Vous ne trouverez pas de tapis rouge dans la pièce éponyme de la chorégraphe ivoirienne Nadia Beugré. Peut-être pourra-t-on voir dans le tas de latérite, cette terre rouge typique des sols africains, une autre forme de tapis rouge ? Un tapis rouge, rouge sang. Nadia Beugré s’est en effet intéressée aux femmes travaillant dans des mines d’or au Burkina Faso. Lors d’un séjour au pays des hommes intègres, elle a eu l’occasion de rencontrer des femmes dont les corps étaient marqués par de nombreuses cicatrices. Démunies, elles ont remarqué qu’en faisant couler leur sang, l’or et le coltan remontaient à la surface. Ces cicatrices, ces corps marqués par le travail et que l’on presse jusqu’au bout sans jamais les reconnaître, est le sujet central de cette création.

C’est à grands coups de pieds que Nadia Beugré soulève le tapis rouge, celui des paillettes. Celui que l’on déroule aux célébrités (qui s’y pavanent avec délectation), qu’elles soient politiques, artistiques ou autres, en résumé, ceux qui sont en haut de la pyramide. Mais qu’ y a-t-il sous le tapis ? De la poussière ? Des choses qu’on n’a pas envie de voir ? La chorégraphe « fonce dans le tas » sans ménagement avec l’idée de donner une visibilité à la majorité en souffrance. Aux gens qu’on ne voit pas mais qui construisent le monde. Tous ces travailleurs, dont le corps, principal outil de travail, est malmené, méprisé, agressé, sans recevoir en retour aucune reconnaissance de quelque nature que ce soit. Alors elle-même, elle dégage les corps oubliés, fatigués, torturés de ce tas de terre rouge. Elle-même redonne vie à ceux devenus ombres, marionnettes.

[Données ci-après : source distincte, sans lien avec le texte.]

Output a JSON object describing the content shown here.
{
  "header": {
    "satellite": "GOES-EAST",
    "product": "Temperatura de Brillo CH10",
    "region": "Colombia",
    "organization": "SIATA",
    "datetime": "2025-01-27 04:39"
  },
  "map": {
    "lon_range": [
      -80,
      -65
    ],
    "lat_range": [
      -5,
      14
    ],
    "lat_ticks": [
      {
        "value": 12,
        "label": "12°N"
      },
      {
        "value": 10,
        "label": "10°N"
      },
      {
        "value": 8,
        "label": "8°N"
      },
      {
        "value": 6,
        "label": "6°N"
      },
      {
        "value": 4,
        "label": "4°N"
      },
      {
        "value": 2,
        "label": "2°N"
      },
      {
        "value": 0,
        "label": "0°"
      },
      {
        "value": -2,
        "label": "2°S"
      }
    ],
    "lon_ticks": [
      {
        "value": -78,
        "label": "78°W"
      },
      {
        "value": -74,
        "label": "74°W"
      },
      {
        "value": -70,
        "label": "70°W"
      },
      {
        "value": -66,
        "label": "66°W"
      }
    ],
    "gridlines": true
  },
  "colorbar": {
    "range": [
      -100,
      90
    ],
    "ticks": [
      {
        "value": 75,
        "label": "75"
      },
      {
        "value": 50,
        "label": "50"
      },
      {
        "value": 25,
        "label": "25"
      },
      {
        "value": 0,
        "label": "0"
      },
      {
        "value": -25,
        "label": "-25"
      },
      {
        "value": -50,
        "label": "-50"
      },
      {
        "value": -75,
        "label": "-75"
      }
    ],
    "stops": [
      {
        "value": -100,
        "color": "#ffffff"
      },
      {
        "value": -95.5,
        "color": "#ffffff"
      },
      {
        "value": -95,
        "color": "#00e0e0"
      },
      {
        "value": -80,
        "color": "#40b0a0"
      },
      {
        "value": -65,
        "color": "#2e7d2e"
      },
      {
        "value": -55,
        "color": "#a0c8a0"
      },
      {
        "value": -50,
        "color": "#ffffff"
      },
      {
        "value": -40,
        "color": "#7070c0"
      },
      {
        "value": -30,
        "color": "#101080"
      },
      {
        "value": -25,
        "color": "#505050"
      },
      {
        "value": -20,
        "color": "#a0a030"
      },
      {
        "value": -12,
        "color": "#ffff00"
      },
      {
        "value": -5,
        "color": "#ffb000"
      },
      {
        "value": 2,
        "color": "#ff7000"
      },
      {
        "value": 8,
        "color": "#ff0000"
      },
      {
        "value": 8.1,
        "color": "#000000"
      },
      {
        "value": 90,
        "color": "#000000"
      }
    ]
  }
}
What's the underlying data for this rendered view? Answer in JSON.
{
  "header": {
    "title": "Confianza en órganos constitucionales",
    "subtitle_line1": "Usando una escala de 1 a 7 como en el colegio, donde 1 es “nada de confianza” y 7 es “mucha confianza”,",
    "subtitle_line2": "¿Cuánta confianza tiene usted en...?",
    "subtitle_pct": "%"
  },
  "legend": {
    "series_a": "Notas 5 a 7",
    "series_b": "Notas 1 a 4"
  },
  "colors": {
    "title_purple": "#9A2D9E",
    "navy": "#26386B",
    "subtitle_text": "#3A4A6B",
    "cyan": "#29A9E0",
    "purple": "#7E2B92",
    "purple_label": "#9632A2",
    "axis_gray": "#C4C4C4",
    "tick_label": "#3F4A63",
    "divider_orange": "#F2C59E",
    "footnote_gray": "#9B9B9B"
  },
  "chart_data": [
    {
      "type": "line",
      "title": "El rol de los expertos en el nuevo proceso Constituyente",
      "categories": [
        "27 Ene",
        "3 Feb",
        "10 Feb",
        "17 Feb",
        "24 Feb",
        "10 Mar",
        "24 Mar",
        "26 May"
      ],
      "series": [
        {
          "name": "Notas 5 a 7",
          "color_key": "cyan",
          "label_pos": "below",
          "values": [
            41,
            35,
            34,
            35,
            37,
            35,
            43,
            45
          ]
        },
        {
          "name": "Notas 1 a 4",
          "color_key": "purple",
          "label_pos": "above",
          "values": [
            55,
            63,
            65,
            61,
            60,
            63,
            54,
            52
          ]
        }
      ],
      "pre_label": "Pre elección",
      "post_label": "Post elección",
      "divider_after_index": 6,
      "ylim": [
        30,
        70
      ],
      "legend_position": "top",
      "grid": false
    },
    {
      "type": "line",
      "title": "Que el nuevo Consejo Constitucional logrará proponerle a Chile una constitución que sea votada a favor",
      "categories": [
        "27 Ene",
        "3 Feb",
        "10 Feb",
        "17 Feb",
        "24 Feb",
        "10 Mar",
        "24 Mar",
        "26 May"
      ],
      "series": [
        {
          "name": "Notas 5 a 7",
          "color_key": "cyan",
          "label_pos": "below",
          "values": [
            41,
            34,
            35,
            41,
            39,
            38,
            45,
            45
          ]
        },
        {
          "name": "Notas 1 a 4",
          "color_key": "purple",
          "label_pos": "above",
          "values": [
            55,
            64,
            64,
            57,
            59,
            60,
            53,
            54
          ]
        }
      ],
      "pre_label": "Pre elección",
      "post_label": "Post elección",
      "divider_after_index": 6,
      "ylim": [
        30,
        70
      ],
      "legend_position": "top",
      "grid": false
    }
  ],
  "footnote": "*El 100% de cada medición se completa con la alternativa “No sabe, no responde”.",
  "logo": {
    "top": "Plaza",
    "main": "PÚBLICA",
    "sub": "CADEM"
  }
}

Le pouvoir, elle le prend avec la nonchalance d’une mangeuse d’arachides, avec la véhémence d’une femme debout. Elle ne laisse pas de place à la négociation. Trop longtemps les corps ont été bafoués, trop longtemps les êtres ont été ignorés. Elle agit donc. Réagit souvent. Notamment à la guitare de Seb Martel. Ce dernier fabrique un environnement sonore dans un corps à corps sensuel, brutal, souvent explosif, avec sa guitare électrique. Déjà présent aux côtés de Nadia Beugré lors de la création de la pièce en 2014, Seb Martel possède au plateau une présence indiscutable et ce pas seulement parce qu’il est à l’origine de la musique, et de l’univers sonore de la pièce. Il est au même titre que Nadia Beugré l’artisan de voix qui s’élèvent, de corps devenus visibles.

Dans cette nouvelle version de la pièce, Nadia Beugré a intégré un autre danseur, Adonis Nebié (explosif lui aussi), et le régisseur plateau Aurélien Menu. Ce dernier en avant scène, très peu éclairé, fabrique tout au long de la pièce des boules de terre qu’il empile pour fonder comme un petit mur. Il est ce lui qui construit. Il travaille dans l’ombre mais il est là. Constance dans les gestes, solidité dans la présence, il semble être la force tranquille qu’on ne peut abattre. Autour de lui les corps se découvrent, s’affrontent, cherchent les limites pour enfin se révéler à tous et ne plus subir. Ils sont alors vus et entendus. La danse de Nadia Beugré ne cherche pas la forme ou une quelconque beauté, mais plutôt l’informe, l’âpreté la rugosité. C’est sans aucun doute à ce moment précisément qu’apparaît la justesse.

Dans cette scénographie sombre et chaleureuse, rugueuse et rageuse, les interprètes donnent leur voix aux sans voix. Et qu’on ne le veuille ou non, impossible de ne pas les voir, de ne pas les entendre. On est face à cette folie humaine où gloire et visibilité ne sont l’apanage que de quelques-uns. Tapis rouge est une pièce éminemment politique. Nadia Beugré y déconstruit les images habituelles que revêt cet accessoire. Elle le salit, le soulève, le renverse dans tous les sens pour bousculer tous ceux qui s’y trouvent et laisser place à ceux qu’on ne voit pas, à ceux qu’on ne voit plus : les travailleurs. Un engagement à suivre.